[Mailman-Developers] Scrubber.py confusion, 2.1b3

Barry A. Warsaw barry@python.org
Tue, 13 Aug 2002 11:38:59 -0400

>>>>> "MM" == Michael Meltzer <mjm@michaelmeltzer.com> writes:

    MM> Actually I "reusing" the code from Scrubber.py in MimeDel.py
    MM> to turn attachments into links :-) I hardwired it for image
    MM> types but it is generic enough. Some sample output from my
    MM> "staging":

    MM> Name: beach.jpg Type: image/jpeg Size: 18853 bytes Desc:
    MM> not_available Url:
    MM> http://www.michaelmeltzer.com/pipermail/meltzer-list/attachments/200208/12/beach.jpg-0005.jpe

Cool.  I'm using a slightly different naming algorithm for the path.

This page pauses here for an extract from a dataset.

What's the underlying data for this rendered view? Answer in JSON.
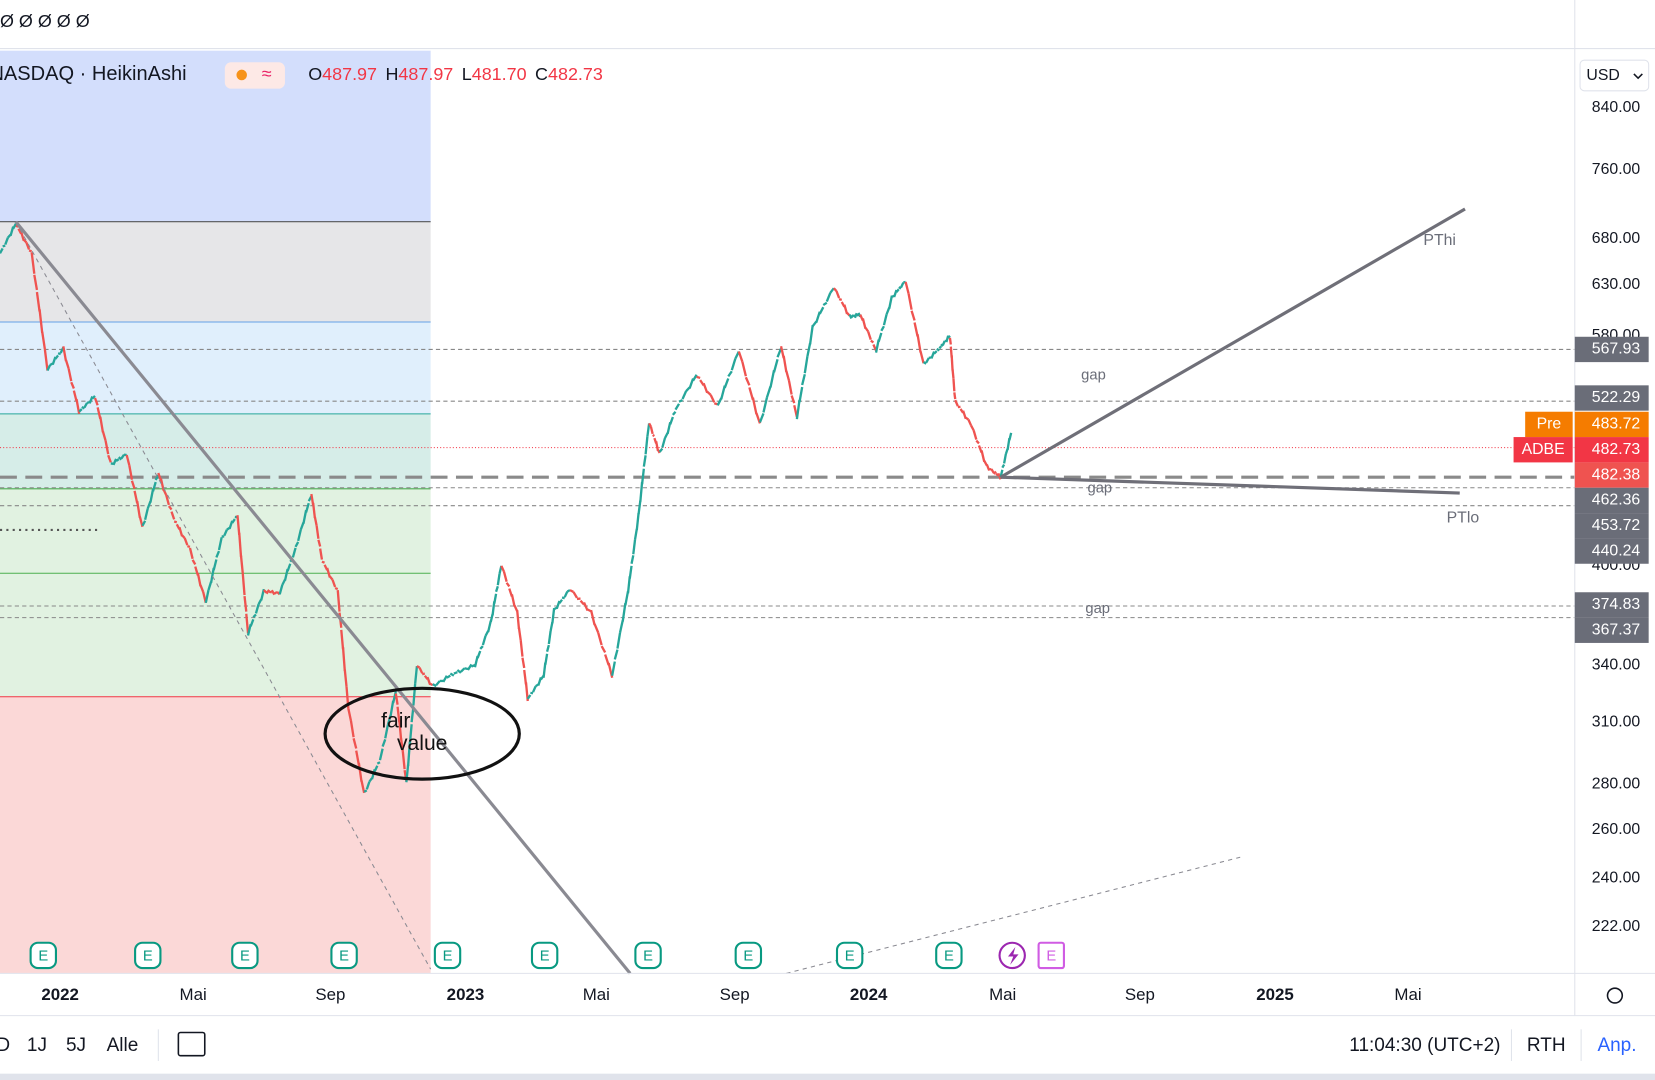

    MM> It turned out to be a 4 line hack to filter_parts, 1 line at
    MM> the top and 10 lines to reformat the payload, the reset came
    MM> from save_attachment, very handle :-)

Can you try to update it to current cvs?  If it's really a 4 line
hack, you've got to post it. :)  I tried to write the Scrubber.py
updates with you in mind, by factoring out some other functionality
you might need.
    MM> I have to admit environment is nice to work in.

    MM> I am not sure my code it upto patch quality :-) The next step
    MM> would be a modification to the content filter page for the
    MM> type it should react to.

    MM> I would also subject(Scrubber.py needs this too) that the
    MM> filter pages list the extensions that it is allow to write. Or
    MM> the converse the extensions it should not write,
    MM> http://office.microsoft.com/Assistance/2000/Out2ksecFAQ.aspx. would
    MM> be my start :-), save the masses someday :-)

I've been thinking about this.  I vaguely remember that someone did a
patch to support pass-or-block semantics to the filter, but I can't
put my finger on it now.  I want to link Dan Mick's name to that, but
does this ring a bell with anyone?

    MM> The issue with the directory is the number of files, not a
    MM> name clash

Yep, I know.
    MM> , `ls -d archives/private/listname/attachments/* |
    MM> wc -l` > 1000 I think system performance will be
    MM> effected. Above 10,000 I know it would(it would also be a
    MM> problem for the http server on access). I can understand that
    MM> keeping the attachment from each email in it own directory,
    MM> but this way the "files version control" :-) groups them
    MM> together for access(assuming least regency theory) and make
    MM> cleaning out for space/inodes simple. it was just strftime
    MM> wielded on.

I'm not sure I followed all that, but the current Scrubber.py does add
the date directory to the path, so I think we're good here.